In the 90’s, we started to use more computers and store more data. The more we accumulated, the more people realised, they could make use of the stored information. This led to the creation of “Data Warehouses”.
These are Data stores usually defined by many fixed data domains. What is a Data domain? It’s simply a collection of data. E.g., Customer or Credit card data. Now we had much larger Data Warehouses that would curate and store fixed domain sets or “data assets” which users could then query.
However, these assets were fixed and if you needed data that wasn’t in the asset, you were stuck. You’d have to go to a specialised team, ask them to add the data, which would take weeks or months and by then it was either too costly or the need had passed. So, it was better but not great. Still quite limited in its usage and again the data was comparatively small. As data quantities grew, the data warehouses started to creak under the load.
Then in the early 00’s we started to think of ‘Data Lakes’. Large areas where data can be brought together for lots of different uses, further we could use “compute” e.g.: lots of computers working together, to crunch through data. This meant we could store much larger sets of data to begin with and we could build larger and more useful data assets.
We now had to have specialised teams whose job it was to ingest data into the lake, more people to wire-up the data or “transform” it into data assets, and we also had the “concentration” risk, e.g., the data now sits in one place and can be seen by anyone (if you have access).
This presents many issues. Firstly, a bottleneck when you try to use the data; you need specialists to crunch the data for your specific need or “use case”, which means getting in the queue. You have security concerns given the large amounts of data available and therefore hoops to jump through to ensure you can even see the data (and only the correct data); and importantly, as the data has been crunched just for your use case, re-crunching it for someone else’s use case, means the consistency of the data may not be correct. This means outputs could potentially be different. This is bad.
Finally, the cost to maintain these environments is relative to the size of the data and the organisation you need to store, process, and provide the data. So, we try to find a better way, and this leads us to the Data Mesh.
A Data Mesh?
Imagine if you could access data wherever it is produced, rather than a copy, which may be stale. Further, imagine that the data is well described or annotated so you know what you’re looking at. It is also reasonable to assume that you might also have teams of people building specific data assets (which is nothing more than doing the initial steps of joining separate distinct datasets together) such as all your customer records into a “Customer” Asset or all your account information into an “Accounts” asset.
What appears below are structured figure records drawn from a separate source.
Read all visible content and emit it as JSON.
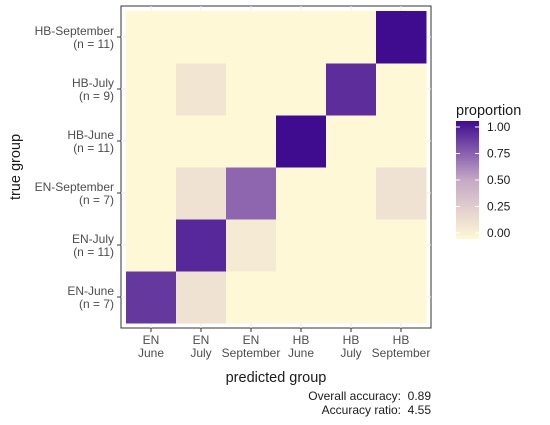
{
  "chart_data": {
    "type": "heatmap",
    "xlabel": "predicted group",
    "ylabel": "true group",
    "x_categories": [
      [
        "EN",
        "June"
      ],
      [
        "EN",
        "July"
      ],
      [
        "EN",
        "September"
      ],
      [
        "HB",
        "June"
      ],
      [
        "HB",
        "July"
      ],
      [
        "HB",
        "September"
      ]
    ],
    "y_categories_bottom_to_top": [
      [
        "EN-June",
        "(n = 7)"
      ],
      [
        "EN-July",
        "(n = 11)"
      ],
      [
        "EN-September",
        "(n = 7)"
      ],
      [
        "HB-June",
        "(n = 11)"
      ],
      [
        "HB-July",
        "(n = 9)"
      ],
      [
        "HB-September",
        "(n = 11)"
      ]
    ],
    "values_rows_bottom_to_top": [
      [
        0.86,
        0.14,
        0,
        0,
        0,
        0
      ],
      [
        0,
        0.91,
        0.09,
        0,
        0,
        0
      ],
      [
        0,
        0.14,
        0.71,
        0,
        0,
        0.14
      ],
      [
        0,
        0,
        0,
        1.0,
        0,
        0
      ],
      [
        0,
        0.11,
        0,
        0,
        0.89,
        0
      ],
      [
        0,
        0,
        0,
        0,
        0,
        1.0
      ]
    ],
    "legend": {
      "title": "proportion",
      "ticks": [
        "0.00",
        "0.25",
        "0.50",
        "0.75",
        "1.00"
      ],
      "tick_values": [
        0,
        0.25,
        0.5,
        0.75,
        1.0
      ],
      "position": "right"
    },
    "colors": {
      "low": "#fff8d6",
      "mid": "#c6a8c6",
      "high": "#3f0c8f"
    },
    "grid": true
  },
  "captions": {
    "accuracy_label": "Overall accuracy:",
    "accuracy_value": "0.89",
    "ratio_label": "Accuracy ratio:",
    "ratio_value": "4.55"
  }
}
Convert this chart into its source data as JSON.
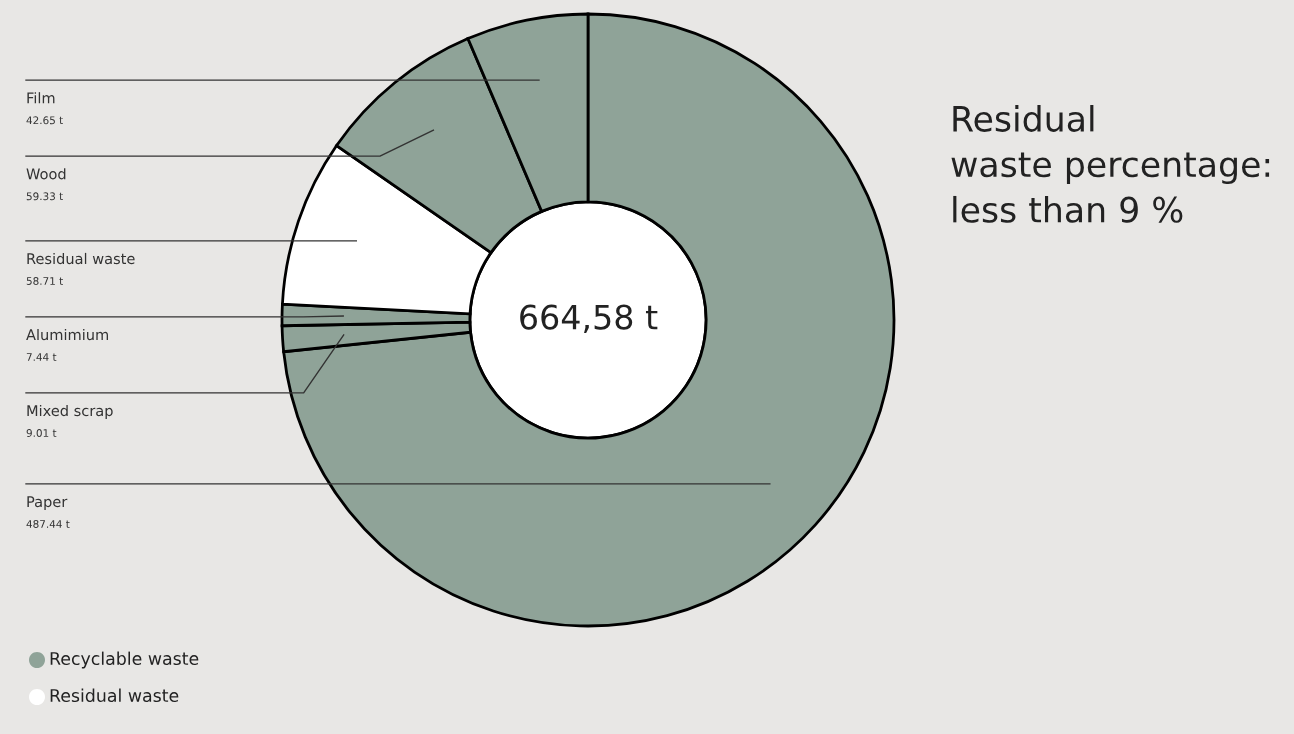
{
  "chart_data": {
    "type": "donut",
    "categories": [
      "Paper",
      "Mixed scrap",
      "Alumimium",
      "Residual waste",
      "Wood",
      "Film"
    ],
    "values": [
      487.44,
      9.01,
      7.44,
      58.71,
      59.33,
      42.65
    ],
    "colors": [
      "#8fa398",
      "#8fa398",
      "#8fa398",
      "#ffffff",
      "#8fa398",
      "#8fa398"
    ],
    "value_labels": [
      "487.44 t",
      "9.01 t",
      "7.44 t",
      "58.71 t",
      "59.33 t",
      "42.65 t"
    ],
    "annotations": [
      "664,58 t",
      "Residual\nwaste percentage:\nless than 9 %",
      "Recyclable waste",
      "Residual waste"
    ]
  }
}
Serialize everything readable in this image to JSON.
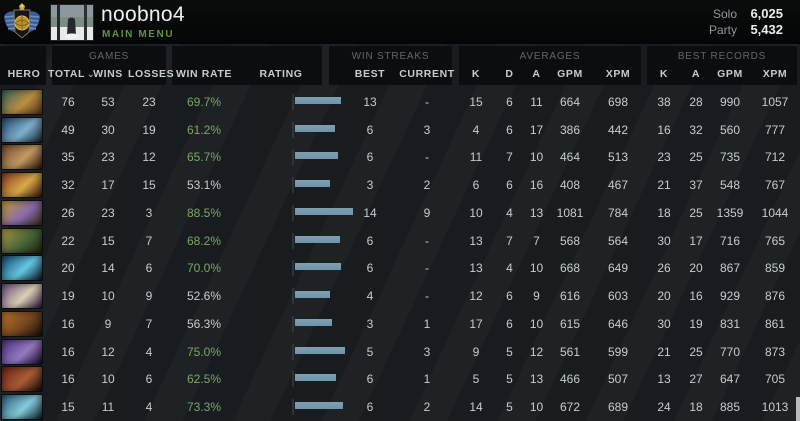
{
  "topbar": {
    "username": "noobno4",
    "menu_label": "MAIN MENU",
    "ratings": [
      {
        "label": "Solo",
        "value": "6,025"
      },
      {
        "label": "Party",
        "value": "5,432"
      }
    ]
  },
  "table": {
    "groups": {
      "games": "GAMES",
      "streaks": "WIN STREAKS",
      "averages": "AVERAGES",
      "records": "BEST RECORDS"
    },
    "columns": {
      "hero": "HERO",
      "total": "TOTAL",
      "wins": "WINS",
      "losses": "LOSSES",
      "win_rate": "WIN RATE",
      "rating": "RATING",
      "best": "BEST",
      "current": "CURRENT",
      "k": "K",
      "d": "D",
      "a": "A",
      "gpm": "GPM",
      "xpm": "XPM",
      "rk": "K",
      "ra": "A",
      "rgpm": "GPM",
      "rxpm": "XPM"
    },
    "sort_caret": "⌄",
    "rows": [
      {
        "hero_colors": [
          "#35625f",
          "#b9903f",
          "#56321c"
        ],
        "total": "76",
        "wins": "53",
        "losses": "23",
        "win_rate": "69.7%",
        "win_rate_green": true,
        "rating_pct": 69.7,
        "best": "13",
        "current": "-",
        "k": "15",
        "d": "6",
        "a": "11",
        "gpm": "664",
        "xpm": "698",
        "rk": "38",
        "ra": "28",
        "rgpm": "990",
        "rxpm": "1057"
      },
      {
        "hero_colors": [
          "#27496b",
          "#7fb0d0",
          "#142330"
        ],
        "total": "49",
        "wins": "30",
        "losses": "19",
        "win_rate": "61.2%",
        "win_rate_green": true,
        "rating_pct": 61.2,
        "best": "6",
        "current": "3",
        "k": "4",
        "d": "6",
        "a": "17",
        "gpm": "386",
        "xpm": "442",
        "rk": "16",
        "ra": "32",
        "rgpm": "560",
        "rxpm": "777"
      },
      {
        "hero_colors": [
          "#744a2a",
          "#c49a64",
          "#27140a"
        ],
        "total": "35",
        "wins": "23",
        "losses": "12",
        "win_rate": "65.7%",
        "win_rate_green": true,
        "rating_pct": 65.7,
        "best": "6",
        "current": "-",
        "k": "11",
        "d": "7",
        "a": "10",
        "gpm": "464",
        "xpm": "513",
        "rk": "23",
        "ra": "25",
        "rgpm": "735",
        "rxpm": "712"
      },
      {
        "hero_colors": [
          "#8c3a22",
          "#d9a94a",
          "#33120c"
        ],
        "total": "32",
        "wins": "17",
        "losses": "15",
        "win_rate": "53.1%",
        "win_rate_green": false,
        "rating_pct": 53.1,
        "best": "3",
        "current": "2",
        "k": "6",
        "d": "6",
        "a": "16",
        "gpm": "408",
        "xpm": "467",
        "rk": "21",
        "ra": "37",
        "rgpm": "548",
        "rxpm": "767"
      },
      {
        "hero_colors": [
          "#c39a33",
          "#8a6cae",
          "#392a12"
        ],
        "total": "26",
        "wins": "23",
        "losses": "3",
        "win_rate": "88.5%",
        "win_rate_green": true,
        "rating_pct": 88.5,
        "best": "14",
        "current": "9",
        "k": "10",
        "d": "4",
        "a": "13",
        "gpm": "1081",
        "xpm": "784",
        "rk": "18",
        "ra": "25",
        "rgpm": "1359",
        "rxpm": "1044"
      },
      {
        "hero_colors": [
          "#ac9a42",
          "#48663a",
          "#211f0e"
        ],
        "total": "22",
        "wins": "15",
        "losses": "7",
        "win_rate": "68.2%",
        "win_rate_green": true,
        "rating_pct": 68.2,
        "best": "6",
        "current": "-",
        "k": "13",
        "d": "7",
        "a": "7",
        "gpm": "568",
        "xpm": "564",
        "rk": "30",
        "ra": "17",
        "rgpm": "716",
        "rxpm": "765"
      },
      {
        "hero_colors": [
          "#12486a",
          "#66c7e4",
          "#081620"
        ],
        "total": "20",
        "wins": "14",
        "losses": "6",
        "win_rate": "70.0%",
        "win_rate_green": true,
        "rating_pct": 70.0,
        "best": "6",
        "current": "-",
        "k": "13",
        "d": "4",
        "a": "10",
        "gpm": "668",
        "xpm": "649",
        "rk": "26",
        "ra": "20",
        "rgpm": "867",
        "rxpm": "859"
      },
      {
        "hero_colors": [
          "#6b4e7e",
          "#dccfb5",
          "#241337"
        ],
        "total": "19",
        "wins": "10",
        "losses": "9",
        "win_rate": "52.6%",
        "win_rate_green": false,
        "rating_pct": 52.6,
        "best": "4",
        "current": "-",
        "k": "12",
        "d": "6",
        "a": "9",
        "gpm": "616",
        "xpm": "603",
        "rk": "20",
        "ra": "16",
        "rgpm": "929",
        "rxpm": "876"
      },
      {
        "hero_colors": [
          "#bf7526",
          "#744720",
          "#190e07"
        ],
        "total": "16",
        "wins": "9",
        "losses": "7",
        "win_rate": "56.3%",
        "win_rate_green": false,
        "rating_pct": 56.3,
        "best": "3",
        "current": "1",
        "k": "17",
        "d": "6",
        "a": "10",
        "gpm": "615",
        "xpm": "646",
        "rk": "30",
        "ra": "19",
        "rgpm": "831",
        "rxpm": "861"
      },
      {
        "hero_colors": [
          "#4f3284",
          "#9679c2",
          "#150823"
        ],
        "total": "16",
        "wins": "12",
        "losses": "4",
        "win_rate": "75.0%",
        "win_rate_green": true,
        "rating_pct": 75.0,
        "best": "5",
        "current": "3",
        "k": "9",
        "d": "5",
        "a": "12",
        "gpm": "561",
        "xpm": "599",
        "rk": "21",
        "ra": "25",
        "rgpm": "770",
        "rxpm": "873"
      },
      {
        "hero_colors": [
          "#6d2414",
          "#aa5c36",
          "#150905"
        ],
        "total": "16",
        "wins": "10",
        "losses": "6",
        "win_rate": "62.5%",
        "win_rate_green": true,
        "rating_pct": 62.5,
        "best": "6",
        "current": "1",
        "k": "5",
        "d": "5",
        "a": "13",
        "gpm": "466",
        "xpm": "507",
        "rk": "13",
        "ra": "27",
        "rgpm": "647",
        "rxpm": "705"
      },
      {
        "hero_colors": [
          "#2b5a78",
          "#84ccda",
          "#07202b"
        ],
        "total": "15",
        "wins": "11",
        "losses": "4",
        "win_rate": "73.3%",
        "win_rate_green": true,
        "rating_pct": 73.3,
        "best": "6",
        "current": "2",
        "k": "14",
        "d": "5",
        "a": "10",
        "gpm": "672",
        "xpm": "689",
        "rk": "24",
        "ra": "18",
        "rgpm": "885",
        "rxpm": "1013"
      }
    ]
  },
  "colors": {
    "accent_green": "#7da465",
    "neutral_text": "#c7ccce",
    "menu_green": "#5f9340",
    "bar_fill": "#7f9fb3",
    "bar_track": "#050708"
  }
}
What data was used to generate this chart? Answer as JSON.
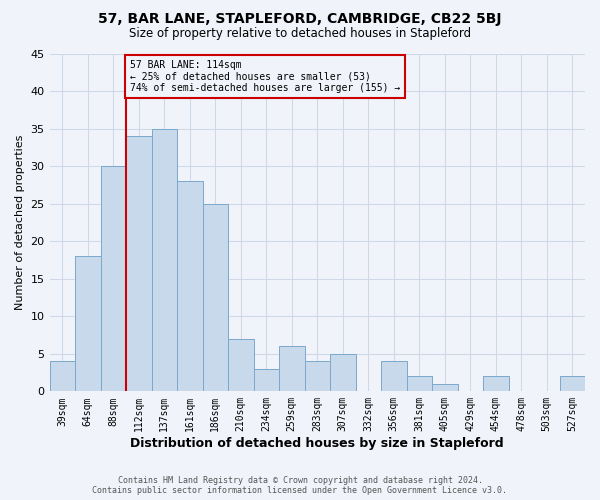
{
  "title": "57, BAR LANE, STAPLEFORD, CAMBRIDGE, CB22 5BJ",
  "subtitle": "Size of property relative to detached houses in Stapleford",
  "xlabel": "Distribution of detached houses by size in Stapleford",
  "ylabel": "Number of detached properties",
  "footer_line1": "Contains HM Land Registry data © Crown copyright and database right 2024.",
  "footer_line2": "Contains public sector information licensed under the Open Government Licence v3.0.",
  "bin_labels": [
    "39sqm",
    "64sqm",
    "88sqm",
    "112sqm",
    "137sqm",
    "161sqm",
    "186sqm",
    "210sqm",
    "234sqm",
    "259sqm",
    "283sqm",
    "307sqm",
    "332sqm",
    "356sqm",
    "381sqm",
    "405sqm",
    "429sqm",
    "454sqm",
    "478sqm",
    "503sqm",
    "527sqm"
  ],
  "bar_heights": [
    4,
    18,
    30,
    34,
    35,
    28,
    25,
    7,
    3,
    6,
    4,
    5,
    0,
    4,
    2,
    1,
    0,
    2,
    0,
    0,
    2
  ],
  "bar_color": "#c9d9ec",
  "bar_edge_color": "#7aa8cc",
  "vline_x_index": 3,
  "vline_color": "#cc0000",
  "annotation_text": "57 BAR LANE: 114sqm\n← 25% of detached houses are smaller (53)\n74% of semi-detached houses are larger (155) →",
  "annotation_box_color": "#cc0000",
  "annotation_bg_color": "#f0f4fa",
  "ylim": [
    0,
    45
  ],
  "yticks": [
    0,
    5,
    10,
    15,
    20,
    25,
    30,
    35,
    40,
    45
  ],
  "grid_color": "#d0d8e8",
  "background_color": "#f0f4fa",
  "title_fontsize": 10,
  "subtitle_fontsize": 8.5,
  "xlabel_fontsize": 9,
  "ylabel_fontsize": 8,
  "tick_fontsize": 7,
  "footer_fontsize": 6
}
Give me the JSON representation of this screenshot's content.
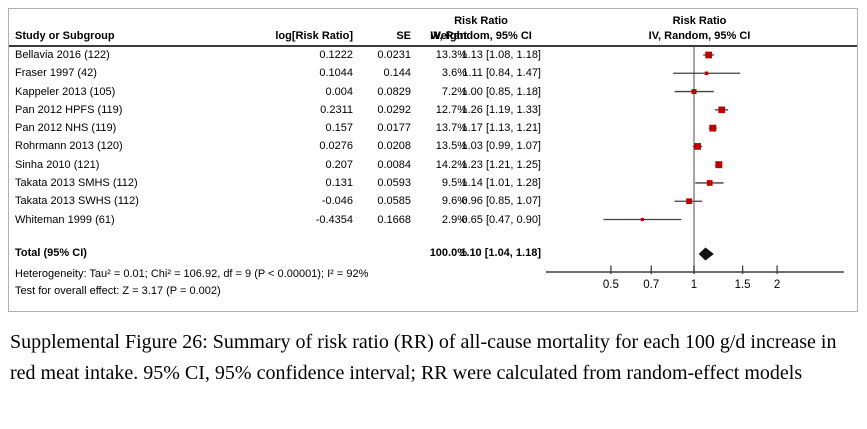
{
  "chart_data": {
    "type": "forest",
    "axis_scale": "log",
    "axis_ticks": [
      0.5,
      0.7,
      1,
      1.5,
      2
    ],
    "marker_color": "#c00000",
    "line_color": "#3f3f3f",
    "null_line_color": "#808080",
    "diamond_color": "#111111",
    "header": {
      "study": "Study or Subgroup",
      "log_rr": "log[Risk Ratio]",
      "se": "SE",
      "weight": "Weight",
      "rr_line1": "Risk Ratio",
      "rr_line2": "IV, Random, 95% CI",
      "plot_line1": "Risk Ratio",
      "plot_line2": "IV, Random, 95% CI"
    },
    "studies": [
      {
        "name": "Bellavia 2016 (122)",
        "log_rr": "0.1222",
        "se": "0.0231",
        "weight": "13.3%",
        "rr_ci": "1.13 [1.08, 1.18]",
        "rr": 1.13,
        "ci_low": 1.08,
        "ci_high": 1.18,
        "weight_pct": 13.3
      },
      {
        "name": "Fraser 1997 (42)",
        "log_rr": "0.1044",
        "se": "0.144",
        "weight": "3.6%",
        "rr_ci": "1.11 [0.84, 1.47]",
        "rr": 1.11,
        "ci_low": 0.84,
        "ci_high": 1.47,
        "weight_pct": 3.6
      },
      {
        "name": "Kappeler 2013 (105)",
        "log_rr": "0.004",
        "se": "0.0829",
        "weight": "7.2%",
        "rr_ci": "1.00 [0.85, 1.18]",
        "rr": 1.0,
        "ci_low": 0.85,
        "ci_high": 1.18,
        "weight_pct": 7.2
      },
      {
        "name": "Pan 2012 HPFS (119)",
        "log_rr": "0.2311",
        "se": "0.0292",
        "weight": "12.7%",
        "rr_ci": "1.26 [1.19, 1.33]",
        "rr": 1.26,
        "ci_low": 1.19,
        "ci_high": 1.33,
        "weight_pct": 12.7
      },
      {
        "name": "Pan 2012 NHS (119)",
        "log_rr": "0.157",
        "se": "0.0177",
        "weight": "13.7%",
        "rr_ci": "1.17 [1.13, 1.21]",
        "rr": 1.17,
        "ci_low": 1.13,
        "ci_high": 1.21,
        "weight_pct": 13.7
      },
      {
        "name": "Rohrmann 2013 (120)",
        "log_rr": "0.0276",
        "se": "0.0208",
        "weight": "13.5%",
        "rr_ci": "1.03 [0.99, 1.07]",
        "rr": 1.03,
        "ci_low": 0.99,
        "ci_high": 1.07,
        "weight_pct": 13.5
      },
      {
        "name": "Sinha 2010 (121)",
        "log_rr": "0.207",
        "se": "0.0084",
        "weight": "14.2%",
        "rr_ci": "1.23 [1.21, 1.25]",
        "rr": 1.23,
        "ci_low": 1.21,
        "ci_high": 1.25,
        "weight_pct": 14.2
      },
      {
        "name": "Takata 2013 SMHS (112)",
        "log_rr": "0.131",
        "se": "0.0593",
        "weight": "9.5%",
        "rr_ci": "1.14 [1.01, 1.28]",
        "rr": 1.14,
        "ci_low": 1.01,
        "ci_high": 1.28,
        "weight_pct": 9.5
      },
      {
        "name": "Takata 2013 SWHS (112)",
        "log_rr": "-0.046",
        "se": "0.0585",
        "weight": "9.6%",
        "rr_ci": "0.96 [0.85, 1.07]",
        "rr": 0.96,
        "ci_low": 0.85,
        "ci_high": 1.07,
        "weight_pct": 9.6
      },
      {
        "name": "Whiteman 1999 (61)",
        "log_rr": "-0.4354",
        "se": "0.1668",
        "weight": "2.9%",
        "rr_ci": "0.65 [0.47, 0.90]",
        "rr": 0.65,
        "ci_low": 0.47,
        "ci_high": 0.9,
        "weight_pct": 2.9
      }
    ],
    "total": {
      "label": "Total (95% CI)",
      "weight": "100.0%",
      "rr_ci": "1.10 [1.04, 1.18]",
      "rr": 1.1,
      "ci_low": 1.04,
      "ci_high": 1.18
    },
    "heterogeneity": "Heterogeneity: Tau² = 0.01; Chi² = 106.92, df = 9 (P < 0.00001); I² = 92%",
    "overall_effect": "Test for overall effect: Z = 3.17 (P = 0.002)"
  },
  "caption": "Supplemental Figure 26: Summary of risk ratio (RR) of all-cause mortality for each 100 g/d increase in red meat intake. 95% CI, 95% confidence interval; RR were calculated from random-effect models"
}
Now, you layer on top of this, some form of descriptive dictionary which explains what the data is, and you provide a search engine or data catalogue to search for the data across the mesh, similarly to how we use index cards in a library to find a book. Now you have something genuinely useful, scalable because as we add new data sources to the mesh, they become available for use and as we change our data requests or “use cases” we can simply search for whatever data we want or need.
The concept isn’t new. In fact, you use a type of data mesh every day. The internet is a data mesh! If you think about it, you access data from each web server (by typing in a known address (such as www.bbc.co.uk) this data is curated to be relevant and useful and these datasets are well described and searchable using search engines. As the web has expanded, your ability to search and use it hasn’t changed, simply the amount of data has expanded.
So, there you have it. A whistlestop tour of recent data engineering history. The next step is to understand how you can, and if you should, build your own Data Mesh. What do you need and how should it be put together?
Another thorny one, for another day!